Review, Merge, Deploy: Since the Gitlab project now contains deployable packages, we are able to deploy these to any other environment using the same pattern that we used before: Open an ssh connection to the production environment, build and deploy the package via scripts that we extracted from the well-known deployment process. Surely, organisational hurdles like compliance and security aspects have to be satisfied in order to be able to access production systems in this way. One of the aspects that need to be considered is that a code review process has to be established and documented within Gitlab. As already mentioned above, the tool does not support line-by-line comparison of code changes. To circumvent this drawback, we designed a dedicated tool that integrates with the ETL tool’s native VCS and visualises the code changes in a human-readable format. We are now able to perform proper code reviews within Gitlab.

Ok nice … but is this really worth the effort?

Yes, absolutely! While it definitely took a couple of weeks to integrate our ETL tool with the Gitlab ecosystem and though the solution is far from perfect, the result proves that this undertaking’s resources were well-spent: We moved the deployment away from a small circle of specialists and made it accessible and transparent to all team members having access to Gitlab.

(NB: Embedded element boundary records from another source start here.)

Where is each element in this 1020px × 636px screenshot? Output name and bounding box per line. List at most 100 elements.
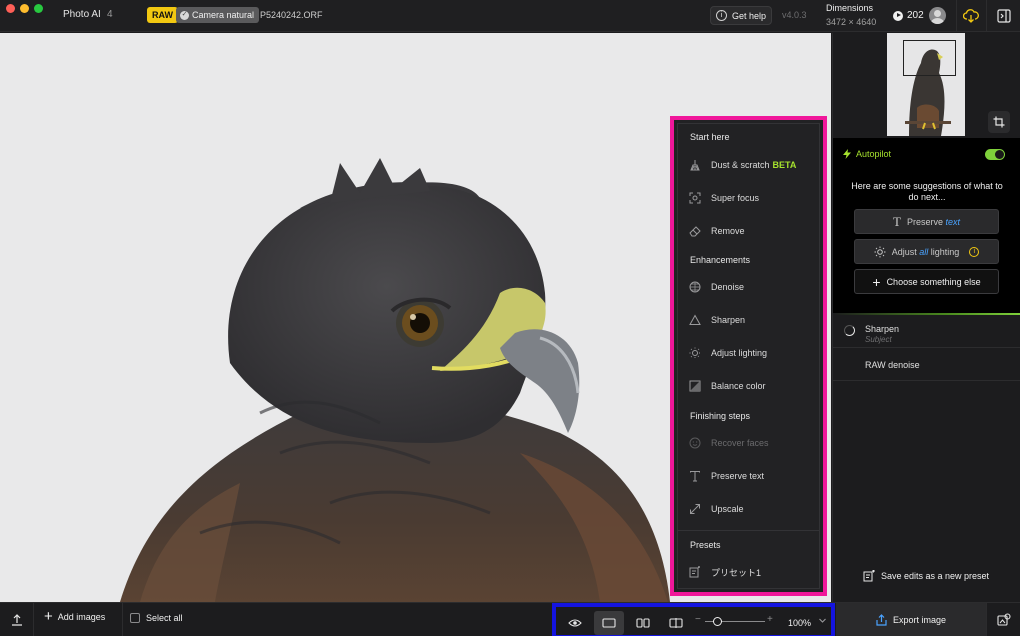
- upload-button[interactable]: [0, 603, 34, 636]
- preview-toggle-button[interactable]: [560, 611, 590, 635]
- add-images-label: Add images: [57, 612, 106, 622]
- menu-item-denoise[interactable]: Denoise: [678, 276, 819, 298]
- app-version: v4.0.3: [782, 10, 807, 20]
- window-close-button[interactable]: [6, 4, 15, 13]
- app-name: Photo AI: [63, 9, 101, 20]
- menu-item-label: Denoise: [711, 282, 745, 292]
- light-icon: [874, 246, 886, 257]
- info-icon: i: [715, 10, 727, 21]
- right-panel: Autopilot Here are some suggestions of w…: [832, 33, 1020, 602]
- divider: [122, 603, 123, 636]
- menu-item-label: Preserve text: [711, 471, 765, 481]
- cloud-render-button[interactable]: [956, 0, 985, 32]
- adjust-lighting-suggestion-button[interactable]: Adjust all lighting i: [854, 239, 999, 264]
- color-balance-icon: [688, 380, 701, 393]
- preserve-text-suggestion-button[interactable]: T Preserve text: [854, 209, 999, 234]
- section-presets: Presets: [690, 540, 721, 550]
- menu-item-label: プリセット1: [711, 567, 762, 578]
- menu-item-dust-scratch[interactable]: Dust & scratch BETA: [678, 154, 819, 176]
- eraser-icon: [688, 225, 701, 238]
- avatar[interactable]: [929, 7, 946, 24]
- single-view-button[interactable]: [594, 611, 624, 635]
- queue-item-title: RAW denoise: [865, 360, 920, 370]
- light-icon: [688, 347, 701, 360]
- text-icon: T: [893, 213, 901, 229]
- save-preset-icon: [863, 570, 875, 582]
- zoom-out-button[interactable]: −: [695, 614, 701, 625]
- crop-button[interactable]: [988, 111, 1010, 133]
- file-name: P5240242.ORF: [260, 10, 323, 20]
- menu-item-preserve-text[interactable]: Preserve text: [678, 465, 819, 487]
- menu-item-upscale[interactable]: Upscale: [678, 498, 819, 520]
- lightning-icon: [843, 149, 851, 159]
- menu-item-label: Remove: [711, 226, 745, 236]
- export-settings-icon: [996, 612, 1011, 626]
- menu-item-label: Adjust lighting: [711, 348, 768, 358]
- crop-icon: [993, 116, 1005, 128]
- autopilot-panel: Autopilot Here are some suggestions of w…: [833, 138, 1020, 315]
- menu-item-label: Sharpen: [711, 315, 746, 325]
- select-all-checkbox[interactable]: Select all: [130, 613, 183, 623]
- split-view-button[interactable]: [661, 611, 691, 635]
- export-settings-button[interactable]: [986, 603, 1020, 636]
- queue-item-sharpen[interactable]: Sharpen Subject: [833, 316, 1020, 348]
- menu-item-balance-color[interactable]: Balance color: [678, 375, 819, 397]
- credits-counter[interactable]: 202: [893, 6, 924, 25]
- suggestion-label: Preserve: [906, 216, 943, 227]
- menu-item-label: Recover faces: [711, 438, 769, 448]
- chevron-down-icon[interactable]: [818, 616, 827, 625]
- tools-menu: Start here Dust & scratch BETA Super focu…: [670, 116, 827, 596]
- add-images-button[interactable]: + Add images: [44, 608, 106, 625]
- info-icon[interactable]: i: [969, 246, 980, 257]
- menu-item-remove[interactable]: Remove: [678, 220, 819, 242]
- queue-item-raw-denoise[interactable]: RAW denoise: [833, 349, 1020, 381]
- export-label: Export image: [892, 614, 947, 625]
- menu-item-label: Balance color: [711, 381, 766, 391]
- plus-icon: +: [44, 608, 53, 625]
- menu-item-recover-faces: Recover faces: [678, 432, 819, 454]
- zoom-in-button[interactable]: +: [767, 614, 773, 625]
- get-help-button[interactable]: i Get help: [710, 6, 772, 25]
- plus-icon: +: [872, 273, 881, 290]
- camera-profile-badge[interactable]: ✓ Camera natural: [176, 7, 260, 23]
- zoom-value[interactable]: 100%: [788, 618, 811, 628]
- split-view-icon: [669, 618, 683, 628]
- window-zoom-button[interactable]: [34, 4, 43, 13]
- zoom-slider-knob[interactable]: [712, 617, 722, 626]
- menu-item-preset-1[interactable]: プリセット1: [678, 561, 819, 583]
- section-finishing-steps: Finishing steps: [690, 411, 751, 421]
- section-start-here: Start here: [690, 132, 730, 142]
- checkbox[interactable]: [130, 613, 140, 623]
- autopilot-toggle[interactable]: [985, 149, 1005, 160]
- dimensions-label: Dimensions: [826, 3, 874, 13]
- menu-item-super-focus[interactable]: Super focus: [678, 187, 819, 209]
- side-by-side-button[interactable]: [628, 611, 658, 635]
- menu-item-sharpen[interactable]: Sharpen: [678, 309, 819, 331]
- suggestion-label: Adjust: [891, 246, 917, 257]
- export-image-button[interactable]: Export image: [836, 603, 986, 636]
- menu-item-label: Super focus: [711, 193, 760, 203]
- toggle-panel-button[interactable]: [986, 0, 1020, 32]
- save-preset-button[interactable]: Save edits as a new preset: [863, 570, 989, 582]
- single-view-icon: [602, 618, 616, 628]
- credits-value: 202: [907, 10, 924, 21]
- eye-icon: [568, 619, 582, 627]
- upload-icon: [11, 613, 22, 626]
- view-controls: − + 100%: [552, 603, 835, 636]
- tools-menu-panel: Start here Dust & scratch BETA Super focu…: [677, 123, 820, 589]
- processing-spinner-icon: [844, 325, 855, 336]
- viewport-rectangle[interactable]: [903, 40, 956, 76]
- face-icon: [688, 437, 701, 450]
- autopilot-header: Autopilot: [843, 149, 891, 159]
- autopilot-suggestion: Here are some suggestions of what to do …: [851, 181, 1003, 202]
- choose-something-else-button[interactable]: + Choose something else: [854, 269, 999, 294]
- export-icon: [876, 613, 887, 626]
- upscale-icon: [688, 503, 701, 516]
- menu-item-adjust-lighting[interactable]: Adjust lighting: [678, 342, 819, 364]
- window-minimize-button[interactable]: [20, 4, 29, 13]
- navigator: [833, 33, 1020, 137]
- credits-icon: [893, 10, 903, 21]
- focus-icon: [688, 192, 701, 205]
- suggestion-accent: all: [919, 246, 929, 257]
- autopilot-divider: [833, 313, 1020, 315]
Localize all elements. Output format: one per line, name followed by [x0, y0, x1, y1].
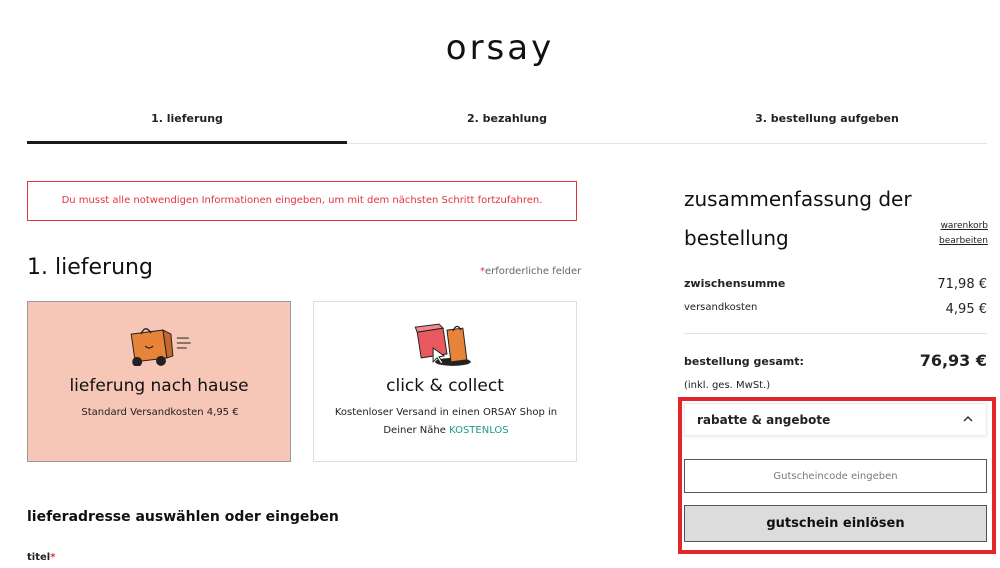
titel-label-text: titel	[27, 552, 51, 563]
titel-field-label: titel*	[27, 552, 55, 563]
subtotal-value: 71,98 €	[937, 277, 987, 292]
chevron-up-icon	[963, 416, 973, 422]
titel-required-star: *	[50, 552, 56, 563]
delivery-option-home-subtitle: Standard Versandkosten 4,95 €	[81, 407, 239, 418]
step-lieferung[interactable]: 1. lieferung	[27, 108, 347, 125]
total-label: bestellung gesamt:	[684, 355, 804, 368]
total-row: bestellung gesamt: 76,93 €	[684, 351, 987, 370]
active-step-indicator	[27, 141, 347, 144]
total-value: 76,93 €	[919, 351, 987, 370]
required-fields-label: erforderliche felder	[485, 266, 582, 277]
delivery-option-home-title: lieferung nach hause	[69, 376, 249, 396]
subtotal-row: zwischensumme 71,98 €	[684, 277, 987, 292]
discounts-accordion-header[interactable]: rabatte & angebote	[684, 403, 987, 436]
subtotal-label: zwischensumme	[684, 277, 786, 290]
summary-divider	[684, 333, 987, 334]
orsay-logo[interactable]: orsay	[0, 28, 1000, 68]
delivery-option-home[interactable]: lieferung nach hause Standard Versandkos…	[27, 301, 291, 462]
delivery-truck-bag-icon	[130, 328, 191, 366]
edit-cart-link[interactable]: warenkorb bearbeiten	[930, 219, 988, 249]
shipping-value: 4,95 €	[945, 302, 987, 317]
summary-title: zusammenfassung der bestellung	[684, 187, 912, 250]
checkout-steps: 1. lieferung 2. bezahlung 3. bestellung …	[27, 108, 987, 144]
required-fields-note: *erforderliche felder	[480, 266, 581, 277]
error-message: Du musst alle notwendigen Informationen …	[27, 181, 577, 221]
delivery-option-click-collect[interactable]: click & collect Kostenloser Versand in e…	[313, 301, 577, 462]
shipping-row: versandkosten 4,95 €	[684, 302, 987, 317]
coupon-code-input[interactable]	[684, 459, 987, 493]
free-shipping-badge: KOSTENLOS	[449, 425, 509, 436]
discounts-label: rabatte & angebote	[697, 413, 831, 427]
shipping-label: versandkosten	[684, 302, 758, 313]
vat-note: (inkl. ges. MwSt.)	[684, 380, 771, 391]
address-section-title: lieferadresse auswählen oder eingeben	[27, 509, 339, 525]
delivery-option-collect-text: Kostenloser Versand in einen ORSAY Shop …	[334, 407, 558, 436]
section-title-lieferung: 1. lieferung	[27, 255, 153, 280]
redeem-coupon-button[interactable]: gutschein einlösen	[684, 505, 987, 542]
step-bestellung-aufgeben[interactable]: 3. bestellung aufgeben	[667, 108, 987, 125]
step-bezahlung[interactable]: 2. bezahlung	[347, 108, 667, 125]
store-pickup-icon	[414, 323, 471, 366]
delivery-option-collect-subtitle: Kostenloser Versand in einen ORSAY Shop …	[334, 404, 558, 440]
delivery-option-collect-title: click & collect	[386, 376, 504, 396]
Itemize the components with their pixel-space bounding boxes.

This led to broader acceptance of the ETL tool as well as enabling the teams to synchronise deployments of several software components more easily. Another advantage is that the time it takes to deploy new software to production was dramatically reduced from several hours to a couple of minutes(!) which encourages short release cycles.

In the end, we proved that with some creativity, persistence and understanding of Gitlab one can solve a problem that was a major design flaw within the industry’s development process – widely accepted as uncomfortable yet unchangeable. If a project’s value is measured by the amount of times the question is asked “damn, why haven’t we done this earlier?”, this one would certainly be at the top of the list.